Greece must agree with the European Commission by the end of October on which projects and reforms, in sectors such as health, energy, social housing and railways, currently financed by the Recovery Fund, will need to be replaced with others. The reason is that many of these projects are not expected to be completed in time, and the funding risks being lost instead of being redirected to more feasible initiatives.
To accelerate procedures, a delegation of European Commission officials visited Athens in recent days and held talks with the Greek authorities about the parameters of this last opportunity to revise the Recovery Fund, Kathimerini reports.
The Recovery Fund is an EU mechanism that finances investments and reforms for sustainable growth after crises, through grants and loans.

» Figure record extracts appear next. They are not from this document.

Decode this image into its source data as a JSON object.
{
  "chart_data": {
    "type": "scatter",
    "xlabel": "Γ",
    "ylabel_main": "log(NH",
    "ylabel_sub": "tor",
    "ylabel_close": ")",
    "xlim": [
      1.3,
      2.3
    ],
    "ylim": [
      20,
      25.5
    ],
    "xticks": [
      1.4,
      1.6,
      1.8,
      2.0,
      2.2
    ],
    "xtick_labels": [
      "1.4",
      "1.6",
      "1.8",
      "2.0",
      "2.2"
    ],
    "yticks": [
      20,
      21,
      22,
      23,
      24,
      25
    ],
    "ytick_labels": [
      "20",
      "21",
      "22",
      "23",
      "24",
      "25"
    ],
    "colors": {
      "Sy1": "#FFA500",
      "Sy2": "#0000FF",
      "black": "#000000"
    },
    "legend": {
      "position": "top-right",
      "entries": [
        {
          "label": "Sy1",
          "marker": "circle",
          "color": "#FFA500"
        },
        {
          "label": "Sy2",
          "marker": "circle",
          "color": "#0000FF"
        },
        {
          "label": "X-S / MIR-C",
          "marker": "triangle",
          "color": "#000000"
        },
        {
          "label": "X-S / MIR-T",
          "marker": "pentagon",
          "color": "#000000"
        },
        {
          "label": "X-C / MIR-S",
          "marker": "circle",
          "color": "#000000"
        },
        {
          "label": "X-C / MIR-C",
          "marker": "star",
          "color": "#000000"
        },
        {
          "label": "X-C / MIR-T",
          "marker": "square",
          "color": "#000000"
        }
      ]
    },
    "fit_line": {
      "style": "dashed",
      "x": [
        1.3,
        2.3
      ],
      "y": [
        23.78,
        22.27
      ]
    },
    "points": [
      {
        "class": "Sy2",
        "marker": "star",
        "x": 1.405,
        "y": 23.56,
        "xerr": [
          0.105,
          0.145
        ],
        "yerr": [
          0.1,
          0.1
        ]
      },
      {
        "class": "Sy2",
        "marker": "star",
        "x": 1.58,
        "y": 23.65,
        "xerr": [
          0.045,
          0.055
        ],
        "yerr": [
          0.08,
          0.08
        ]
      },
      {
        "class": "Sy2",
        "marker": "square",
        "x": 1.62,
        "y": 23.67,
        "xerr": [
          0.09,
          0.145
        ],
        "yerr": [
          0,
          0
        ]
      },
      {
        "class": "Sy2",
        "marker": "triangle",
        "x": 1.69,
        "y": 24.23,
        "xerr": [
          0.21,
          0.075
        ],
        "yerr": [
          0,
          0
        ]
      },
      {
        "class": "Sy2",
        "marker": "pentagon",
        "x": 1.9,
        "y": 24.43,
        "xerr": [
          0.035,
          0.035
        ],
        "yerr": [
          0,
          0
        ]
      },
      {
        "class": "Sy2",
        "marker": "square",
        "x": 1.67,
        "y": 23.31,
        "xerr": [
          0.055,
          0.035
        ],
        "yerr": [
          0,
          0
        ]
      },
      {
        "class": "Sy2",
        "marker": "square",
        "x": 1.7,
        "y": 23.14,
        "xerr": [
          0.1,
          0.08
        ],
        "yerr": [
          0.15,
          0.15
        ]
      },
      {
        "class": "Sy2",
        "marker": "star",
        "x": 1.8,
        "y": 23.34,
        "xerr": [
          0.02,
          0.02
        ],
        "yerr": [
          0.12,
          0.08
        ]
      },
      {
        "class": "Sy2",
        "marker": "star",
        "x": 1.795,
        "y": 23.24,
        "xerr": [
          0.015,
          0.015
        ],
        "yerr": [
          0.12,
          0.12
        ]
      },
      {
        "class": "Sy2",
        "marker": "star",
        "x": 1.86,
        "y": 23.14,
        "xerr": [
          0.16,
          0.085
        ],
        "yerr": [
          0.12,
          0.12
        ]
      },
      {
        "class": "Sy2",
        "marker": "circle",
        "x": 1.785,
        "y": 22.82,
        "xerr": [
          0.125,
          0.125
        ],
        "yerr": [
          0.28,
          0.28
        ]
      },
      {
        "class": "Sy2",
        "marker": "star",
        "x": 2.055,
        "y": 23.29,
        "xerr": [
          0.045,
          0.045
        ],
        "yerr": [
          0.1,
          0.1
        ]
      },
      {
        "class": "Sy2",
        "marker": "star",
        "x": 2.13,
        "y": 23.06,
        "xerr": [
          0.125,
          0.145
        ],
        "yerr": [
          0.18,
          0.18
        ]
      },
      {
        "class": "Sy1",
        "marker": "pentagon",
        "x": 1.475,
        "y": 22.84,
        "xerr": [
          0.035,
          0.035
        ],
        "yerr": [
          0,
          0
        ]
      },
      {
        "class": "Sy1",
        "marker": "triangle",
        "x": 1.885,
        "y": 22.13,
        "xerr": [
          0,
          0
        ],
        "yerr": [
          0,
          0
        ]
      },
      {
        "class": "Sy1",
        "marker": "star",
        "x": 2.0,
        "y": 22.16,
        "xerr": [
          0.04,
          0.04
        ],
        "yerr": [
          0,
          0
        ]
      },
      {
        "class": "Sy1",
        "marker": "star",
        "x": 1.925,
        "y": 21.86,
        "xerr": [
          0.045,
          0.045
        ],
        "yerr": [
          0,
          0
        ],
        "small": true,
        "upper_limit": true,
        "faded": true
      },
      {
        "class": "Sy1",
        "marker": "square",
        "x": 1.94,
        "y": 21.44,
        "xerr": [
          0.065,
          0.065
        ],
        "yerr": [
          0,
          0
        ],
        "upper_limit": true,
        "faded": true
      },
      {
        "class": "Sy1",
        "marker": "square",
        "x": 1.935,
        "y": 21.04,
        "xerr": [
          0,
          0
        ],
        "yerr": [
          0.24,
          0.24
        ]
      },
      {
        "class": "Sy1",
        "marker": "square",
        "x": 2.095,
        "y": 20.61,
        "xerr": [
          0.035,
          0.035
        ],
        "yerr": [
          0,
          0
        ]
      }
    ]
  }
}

The Commission’s message, according to the same report, is clear: all investments and reforms must be completed by the end of August 2026, and all remaining grants must be disbursed by the end of December 2026. There is no possibility of an extension. That means there is no point in keeping large, unfeasible projects in the Fund.
However, this does not mean that projects cut from the Recovery Fund will not be completed. They may be financed instead through other EU resources, such as the NSRF.
According to EU data, 37% of milestones and targets have been achieved so far. Disbursements stand at €9.94 billion in grants out of a total €18.22 billion, and €11.4 billion in loans out of €17.728 billion.